Gadis di sebelahnya menaikkan satu alisnya, "Kok kamu nyuruh aku? Kamu 'kan punya kaki. Beli aja sendiri."

"Gue males. Bantuin dong. Lo 'kan cantik, baik--"

"Aku nggak mempan dengan pujian kamu. Kamu kira aku sama kayak penggemar kamu. Sono, kamu comot salah satu penggemar kamu aja, terus suruh dia beli makanan," potong gadis itu mendelik kesal.

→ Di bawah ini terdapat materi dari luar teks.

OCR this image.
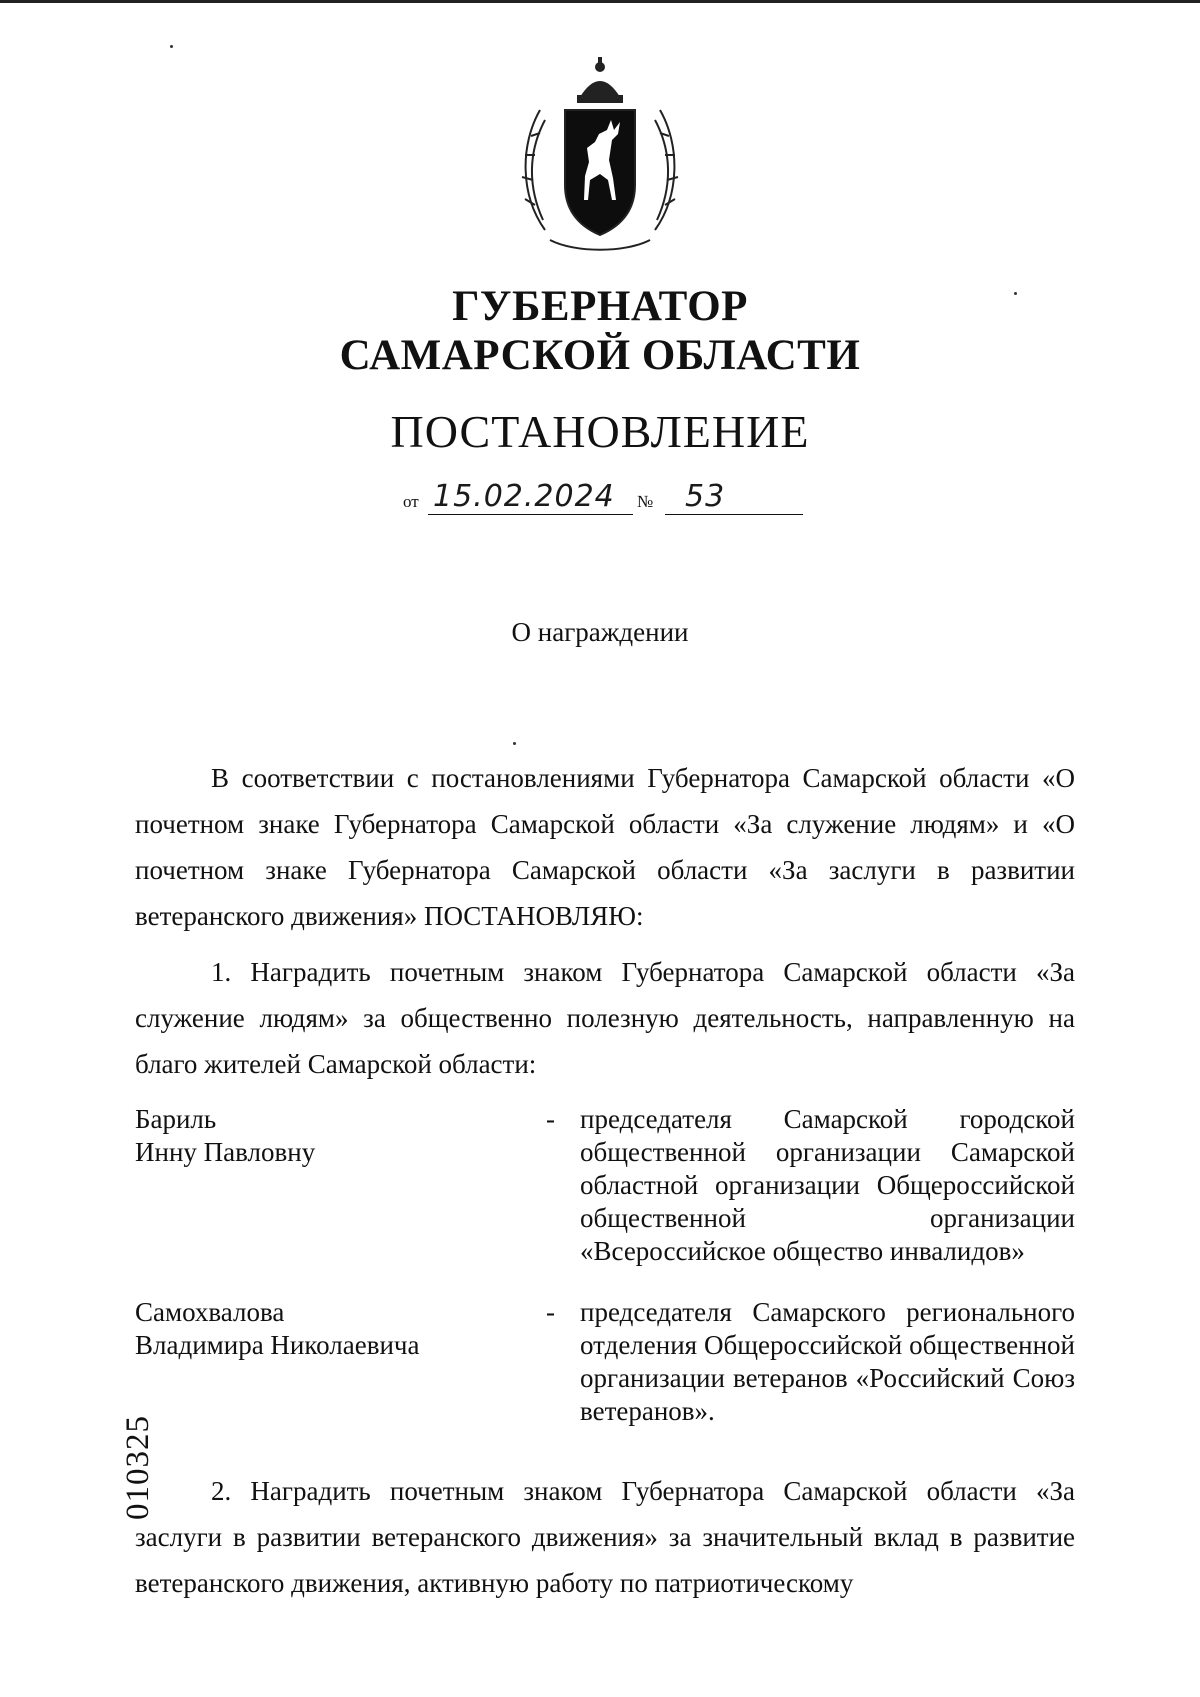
ГУБЕРНАТОР
САМАРСКОЙ ОБЛАСТИ
ПОСТАНОВЛЕНИЕ
от 15.02.2024 № 53
О награждении

В соответствии с постановлениями Губернатора Самарской области «О почетном знаке Губернатора Самарской области «За служение людям» и «О почетном знаке Губернатора Самарской области «За заслуги в развитии ветеранского движения» ПОСТАНОВЛЯЮ:

1. Наградить почетным знаком Губернатора Самарской области «За служение людям» за общественно полезную деятельность, направленную на благо жителей Самарской области:

Бариль
Инну Павловну
- председателя Самарской городской общественной организации Самарской областной организации Общероссийской общественной организации «Всероссийское общество инвалидов»
Самохвалова
Владимира Николаевича
- председателя Самарского регионального отделения Общероссийской общественной организации ветеранов «Российский Союз ветеранов».

2. Наградить почетным знаком Губернатора Самарской области «За заслуги в развитии ветеранского движения» за значительный вклад в развитие ветеранского движения, активную работу по патриотическому

010325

"Santai aja kali. Gue nemenin lo di sini aja deh. Kasian," ujar lelaki itu kembali bermain dengan ponselnya.

"Kasihan gimana?" tanya gadis itu mengernyit bingung.

"Kasihan. Habis ditinggal mantan nggak kesampean, lo jadi gini deh. Males ke kantin, males keluar. Biasa lo semangat '45 banget waktu masih ada--"

"Kalo kamu mau ganggu aku disini, kamu mending keluar aja," potong gadis itu pelan. Gadis itu bahkan sudah meremas ujung seragamnya, berusaha menahan air mata yang hendak keluar.

Seketika lelaki itu terdiam dan perasaan bersalah menyapa, "Eh sorry sorry gue nggak bermaksud. Serius deh. Gue nggak bermaksud."

"Kalo kamu bermaksud juga nggak apa-apa kok," lirih gadis itu membuang wajahnya.

Dan keheningan menyapa. Keheningan berupa kecanggungan. Sampai lelaki itu tiba-tiba teringat ada sebuah surat yang ingin dia baca kembali.

Lelaki itu membuka tasnya dan mulai mengeluarkan suratnya diam-diam, bermaksud agar gadis di sebelahnya tidak sadar.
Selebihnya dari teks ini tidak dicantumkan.